Let us define a network to be a weighted and directed graph $G = (V,E)$ such that $w(e) \geq 0 \ \forall e \in E$ and $\exists u,v \in V $ such that $s$ is a source (no edges going into $s$), and $t$ is a sink (no edges going out of $t$). Let's assume that all weights are integer valued.
Then, a flow in $G$ is a function $f: E \rightarrow \mathbb{N}$ such that:
- $\forall (u,v) \in E, f(u,v) \leq w(u,v)$
- The flow entering any non-s,t vertex is equal to the flow leaving that vertex.
The max-flow of this network can be found using the Ford-Fulkerson algorithm.
Now consider a slightly modified version of this problem, where vertices also have capacities. In other words, the flow entering/leaving a non-s,t vertex $v$ must be less than or equal to $c(v)$, where $c: V \rightarrow \mathbb{N}$ represents the capacity of that vertex.
Find a flow of maximum size for this new problem.
My attempt:
It seems pretty intuitive that this problem would be easily solved by replacing all non-s,t vertex $v$ with an edge $(a,b)$ where $a, b$ are two new vertices, such that $w(a,b) = c(v)$. And then any edge that ended at $v$ now ends at $a$, and any edge that started at $v$ now starts at $b$. Then, we can simply use the Ford-Fulkerson algorithm to find the max-flow of this new graph.

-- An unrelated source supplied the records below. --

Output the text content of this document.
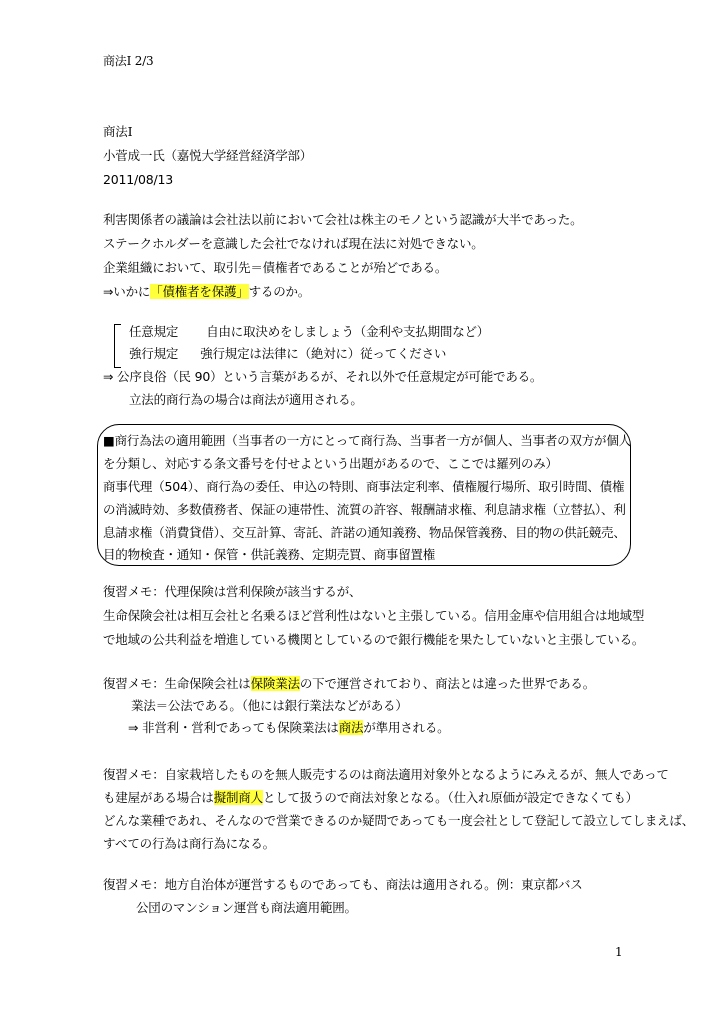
商法Ⅰ 2/3
商法Ⅰ
小菅成一氏（嘉悦大学経営経済学部）
2011/08/13
利害関係者の議論は会社法以前において会社は株主のモノという認識が大半であった。
ステークホルダーを意識した会社でなければ現在法に対処できない。
企業組織において、取引先＝債権者であることが殆どである。
⇒いかに「債権者を保護」するのか。
任意規定 自由に取決めをしましょう（金利や支払期間など）
強行規定 強行規定は法律に（絶対に）従ってください
⇒ 公序良俗（民 90）という言葉があるが、それ以外で任意規定が可能である。
立法的商行為の場合は商法が適用される。
■商行為法の適用範囲（当事者の一方にとって商行為、当事者一方が個人、当事者の双方が個人
を分類し、対応する条文番号を付せよという出題があるので、ここでは羅列のみ）
商事代理（504）、商行為の委任、申込の特則、商事法定利率、債権履行場所、取引時間、債権
の消滅時効、多数債務者、保証の連帯性、流質の許容、報酬請求権、利息請求権（立替払）、利
息請求権（消費貸借）、交互計算、寄託、許諾の通知義務、物品保管義務、目的物の供託競売、
目的物検査・通知・保管・供託義務、定期売買、商事留置権
復習メモ：代理保険は営利保険が該当するが、
生命保険会社は相互会社と名乗るほど営利性はないと主張している。信用金庫や信用組合は地域型
で地域の公共利益を増進している機関としているので銀行機能を果たしていないと主張している。
復習メモ：生命保険会社は保険業法の下で運営されており、商法とは違った世界である。
業法＝公法である。（他には銀行業法などがある）
⇒ 非営利・営利であっても保険業法は商法が準用される。
復習メモ：自家栽培したものを無人販売するのは商法適用対象外となるようにみえるが、無人であって
も建屋がある場合は擬制商人として扱うので商法対象となる。（仕入れ原価が設定できなくても）
どんな業種であれ、そんなので営業できるのか疑問であっても一度会社として登記して設立してしまえば、
すべての行為は商行為になる。
復習メモ：地方自治体が運営するものであっても、商法は適用される。例：東京都バス
公団のマンション運営も商法適用範囲。
1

The problem is that I have no idea where to begin to formally prove that solving the max-flow problem for this new graph solves it for the original graph (original graph has the weighted vertices).

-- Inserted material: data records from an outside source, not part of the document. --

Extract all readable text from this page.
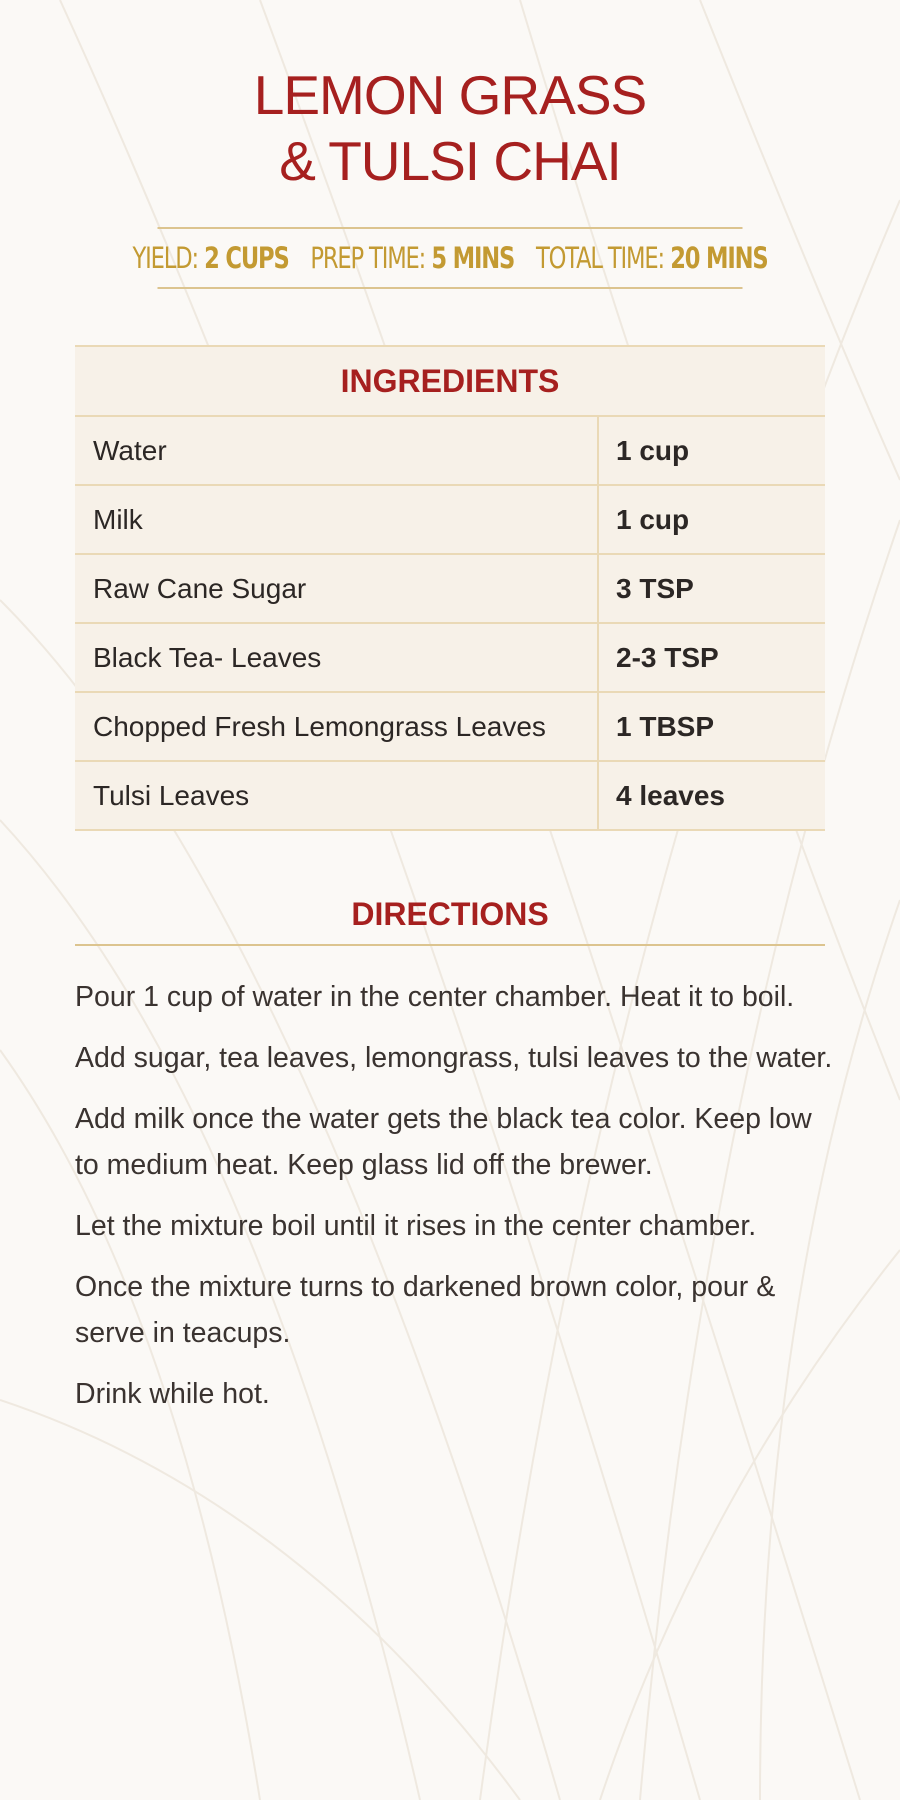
LEMON GRASS
& TULSI CHAI
YIELD: 2 CUPS PREP TIME: 5 MINS TOTAL TIME: 20 MINS
INGREDIENTS
Water	1 cup
Milk	1 cup
Raw Cane Sugar	3 TSP
Black Tea- Leaves	2-3 TSP
Chopped Fresh Lemongrass Leaves	1 TBSP
Tulsi Leaves	4 leaves
DIRECTIONS
Pour 1 cup of water in the center chamber. Heat it to boil.
Add sugar, tea leaves, lemongrass, tulsi leaves to the water.
Add milk once the water gets the black tea color. Keep low to medium heat. Keep glass lid off the brewer.
Let the mixture boil until it rises in the center chamber.
Once the mixture turns to darkened brown color, pour & serve in teacups.
Drink while hot.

In other words, I'm not sure how to prove that if $f$ is a max-flow on $G'$ (the new network), then $f$ is also a max-flow on $G$ (the old graph) provided we make the necessary adjustments (e.g. replacing edges back with the original weighted vertex and so on).
What would be a rigorous way of showing this? (Assuming this approach is even correct)
Thank you to Gerry Myerson for the suggestion. My proof was quite lengthy, but the abridged version is to first construct the new network G' as outlined above.
Then, we take $f$ to be a valid arbitrary flow of some size $m$ on $G$, and show that we can construct a valid flow $f'$ on $G'$ that has the same size. We repeat the other direction by taking $f'$ to be a valid arbitrary flow of some size $m$ on $G'$, and again show that we can construct a valid flow $f$ on $G$ with size $m$.
This shows that the size of the maximum flow on $G$ is equal to the max flow on $G'$. Hence, run Ford-Fulkerson on $G'$ to obtain the max-flow for $G$.